De um lado, há quem defenda a liberdade de expressão da população religiosa e a necessidade dela de ser representada em suas particularidades. De outro, vários políticos dizem que alguns avanços sociais são engessados pelas bancadas cristãs, baseadas apenas em critérios fundamentais de sua religião, querendo-os aplicar a todos.

Um  caso com grande notoriedade foi  o do Kit Anti-homofobia, que seria distribuído nas redes de ensino pública de todo o país, em 2011. Encarada como apologia, a bancada evangélica da Câmara dos Deputados Federais barrou a iniciativa por acreditar que seu conteúdo era forte demais e isso poderia causar confusão na cabeça dos jovens.

Debate

A atuação contra a homofobia e os embates com Marco Feliciano e Silas Malafaia fizeram de Jean Wyllys (foto) o maior representante do movimento LGBT no Congresso Nacional

Considerado o principal representante da causa Gay na Câmara dos Deputados, Jean Wyllys (PSOL – RJ),  em reportagem à revista Rolling Stone, explica que não é por que determinado grupo não aceita uma orientação, que o outro deve ser privado de tê-la, desde que isso não cause ônus a ninguém. “Uma vez que o Brasil é um Estado laico, não pode ser refém dos dogmas de qualquer religião. Mas isso também não obriga um religioso a avaliar a homossexualidade como certa ou errada. Não desejo que as pessoas abandonem suas crenças, mas que respeitem indivíduos com orientações diferentes. O direito de ser livre associa-se com o de se implicar em deixar de fora quem a gente não quer”, destaca o deputado.

O deputado Marco Feliciano (foto) foi protagonista de polêmicas com ativistas LGBT na Comissão de Direitos Humanos e Minorias da Câmara dos Deputados

O ex presidente da Comissão dos Direitos Humanos e deputado Marcos Feliciano (PSC-SP), causador de diversas polêmicas ao se manifestar contra a relação homoafetiva, apesar de se dizer disposto a discutir o assunto a partir do próximo ano, se manteve relutante em entrevista ao G1 . “Sou contra qualquer tipo de pessoa que tenha preconceito com outro por causa da cor da sua pele, da sua religião, da sua orientação sexual, mas existem mais de 900 projetos que ferem a liberdade de expressão e a família tradicional. [Os projetos] tentam rotular o cristianismo como se fosse uma praga ou uma maldição.
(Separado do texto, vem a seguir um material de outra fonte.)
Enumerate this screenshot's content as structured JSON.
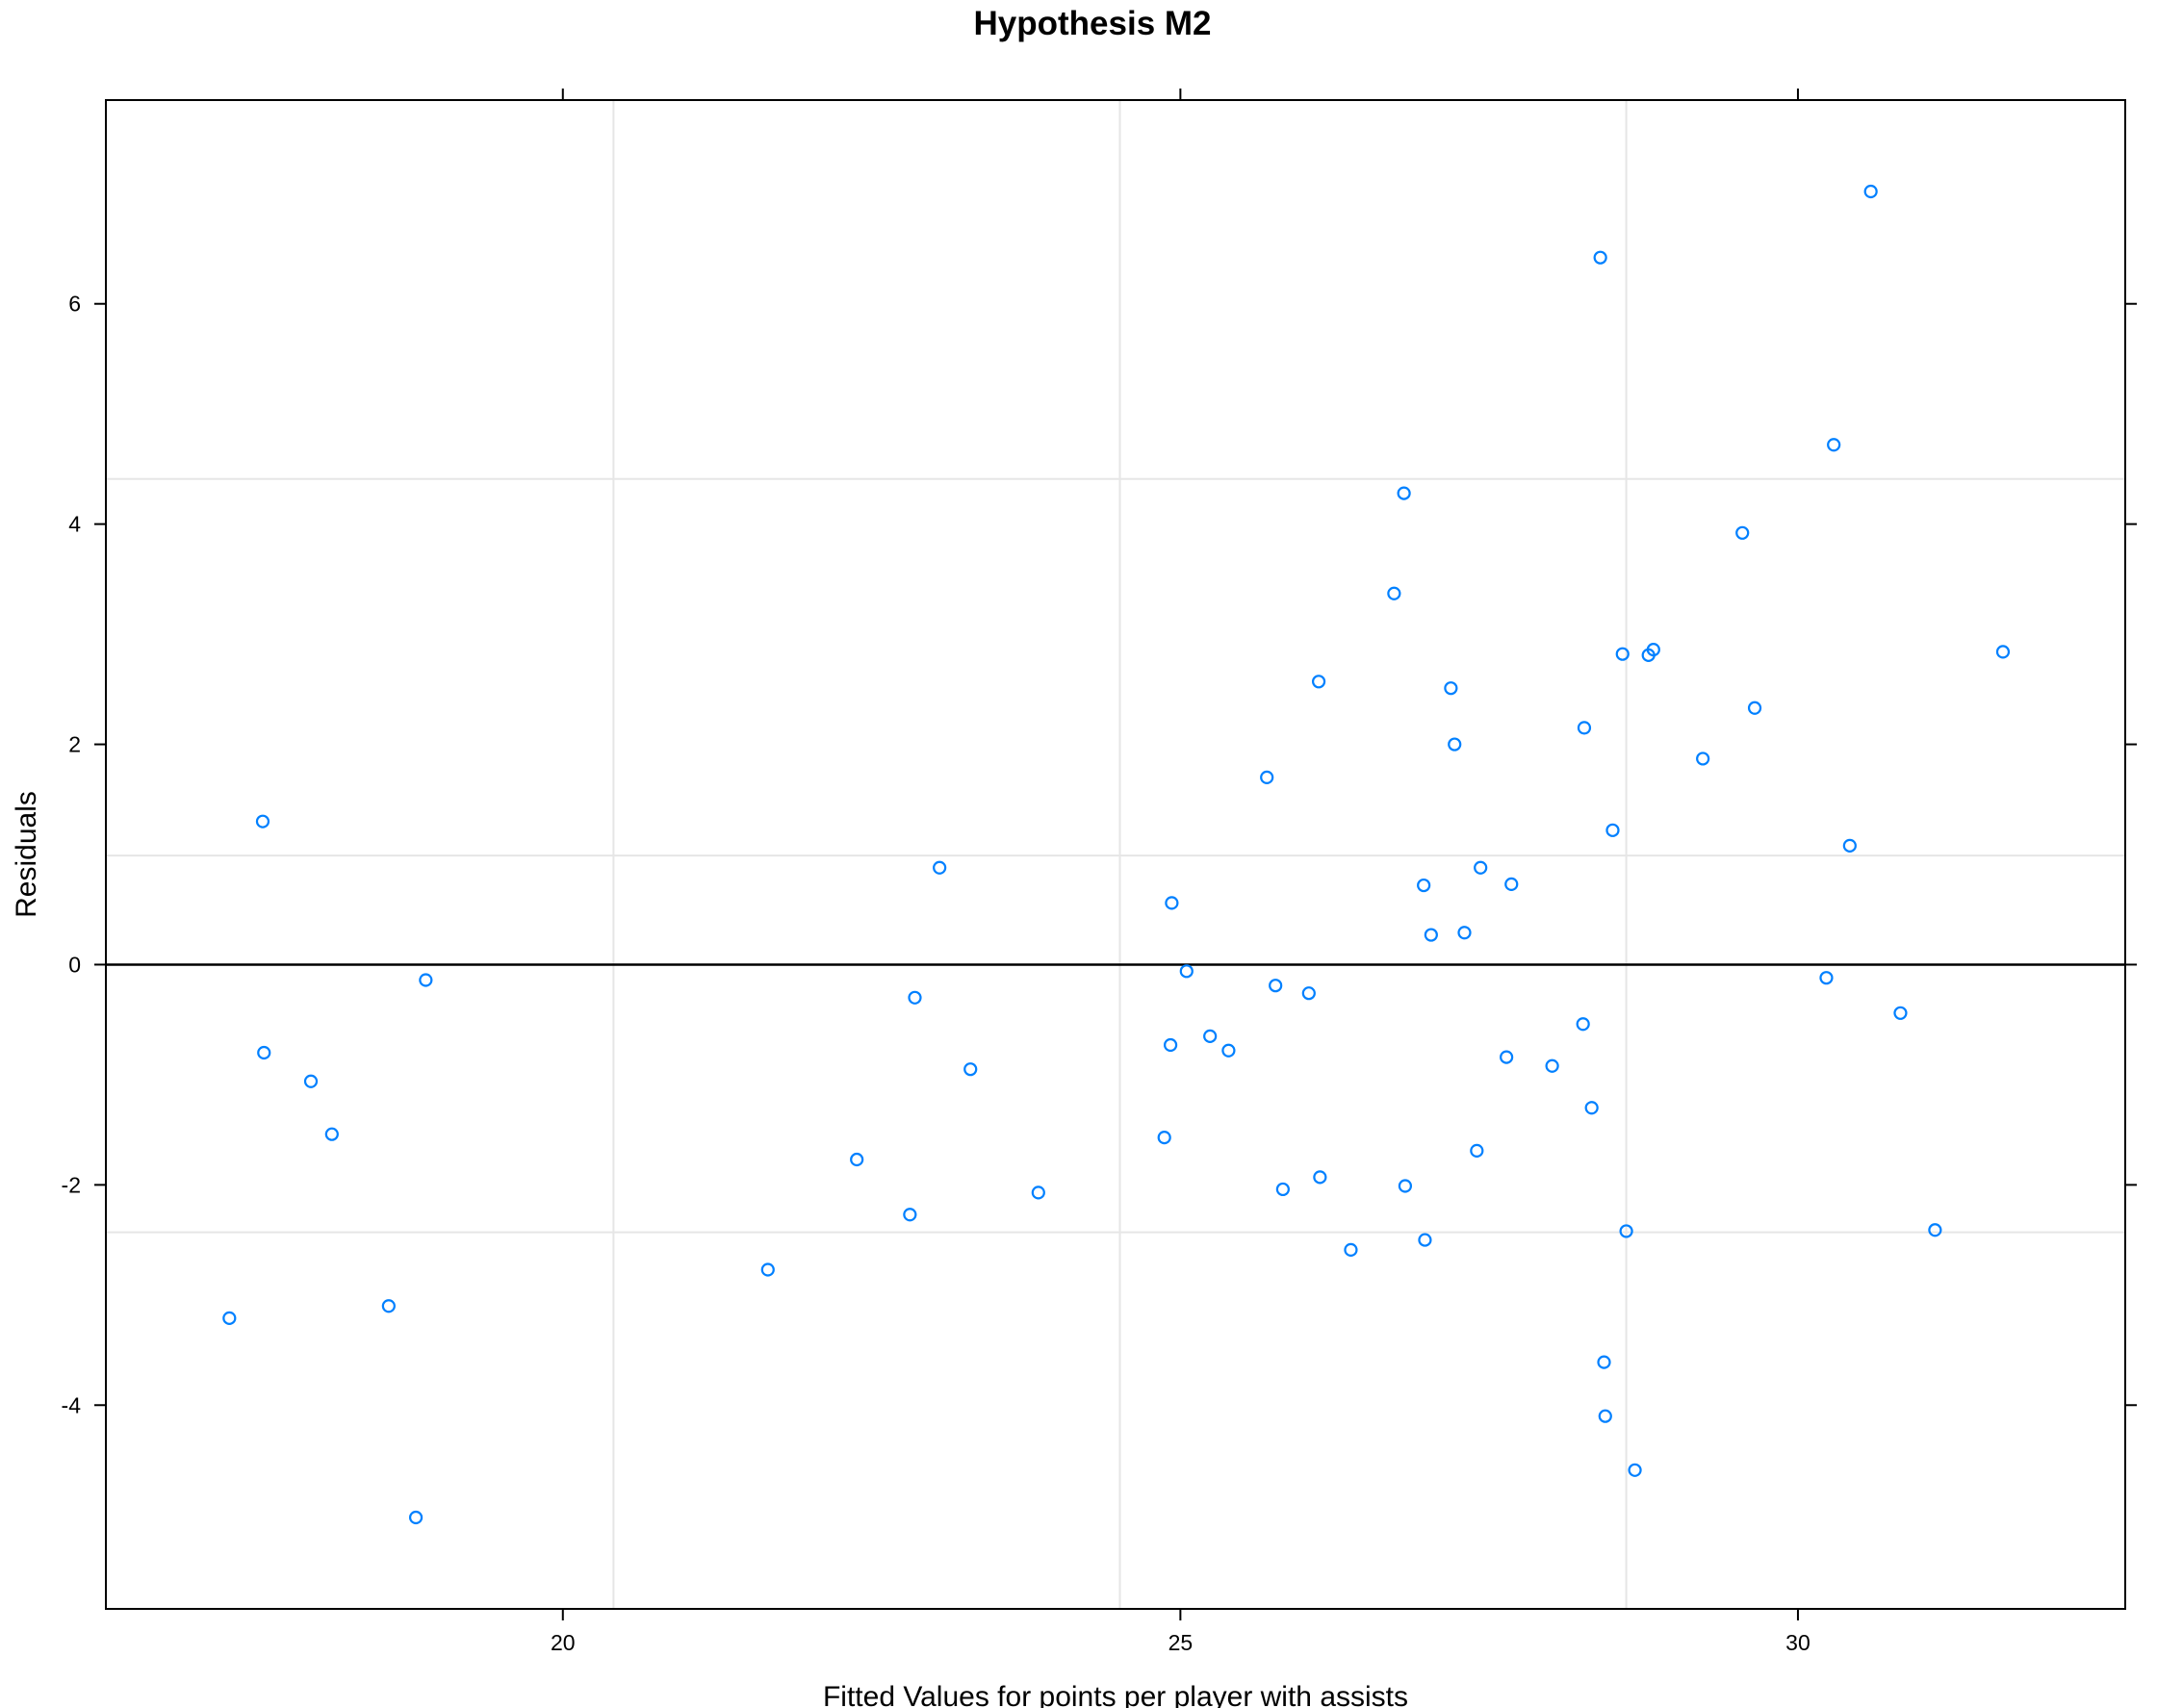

Precisamos de uma estratégia para ver como vai ser a criminalização da homofobia. Esse crime contra a homofobia é tão genérico que você não consegue entender o que é homofobia”, comenta o deputado.
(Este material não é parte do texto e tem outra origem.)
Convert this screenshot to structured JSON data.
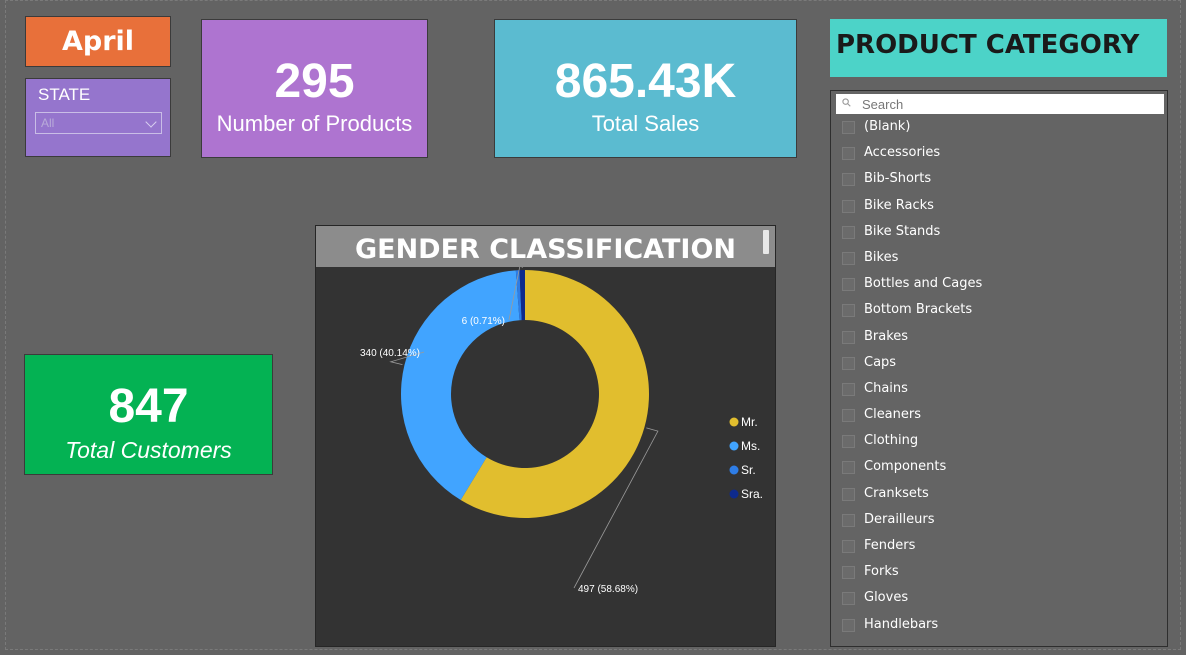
{
  "filters": {
    "month": "April",
    "state": {
      "label": "STATE",
      "selected": "All"
    }
  },
  "kpis": {
    "products": {
      "value": "295",
      "caption": "Number of Products",
      "color": "#AE74D0"
    },
    "sales": {
      "value": "865.43K",
      "caption": "Total Sales",
      "color": "#5BBBD0"
    },
    "customers": {
      "value": "847",
      "caption": "Total Customers",
      "color": "#04B253"
    }
  },
  "gender_chart": {
    "title": "GENDER CLASSIFICATION",
    "chart_data": {
      "type": "pie",
      "categories": [
        "Mr.",
        "Ms.",
        "Sr.",
        "Sra."
      ],
      "values": [
        497,
        340,
        4,
        6
      ],
      "colors": [
        "#E1BE2E",
        "#41A4FF",
        "#2E7DE6",
        "#0E2A8C"
      ],
      "data_labels": [
        "497 (58.68%)",
        "340 (40.14%)",
        "",
        "6 (0.71%)"
      ],
      "legend_position": "right"
    }
  },
  "product_category": {
    "title": "PRODUCT CATEGORY",
    "search_placeholder": "Search",
    "items": [
      "(Blank)",
      "Accessories",
      "Bib-Shorts",
      "Bike Racks",
      "Bike Stands",
      "Bikes",
      "Bottles and Cages",
      "Bottom Brackets",
      "Brakes",
      "Caps",
      "Chains",
      "Cleaners",
      "Clothing",
      "Components",
      "Cranksets",
      "Derailleurs",
      "Fenders",
      "Forks",
      "Gloves",
      "Handlebars"
    ]
  }
}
Para o diretor do Departamento Intersindical de Assessoria Parlamentar (DIAP), Antônio Augusto Queiroz, independente de quem tem mais razão, temas polêmicos e considerados “liberais” não terão vez a partir do próximo mês de fevereiro. “O novo Congresso é, seguramente, o mais conservador do período pós-1964. Posso afirmar com segurança que houve retrocesso em relação a essas pautas [aborto, casamento homoafetivo e legalização da maconha]. Se no atual Congresso houve dificuldade para que elas prosperassem, no próximo isso será muito mais ampliado. Houve uma redução de quem defendia essa pauta no Parlamento e praticamente dobrou [o número de] quem é contra”, analisa Queiroz.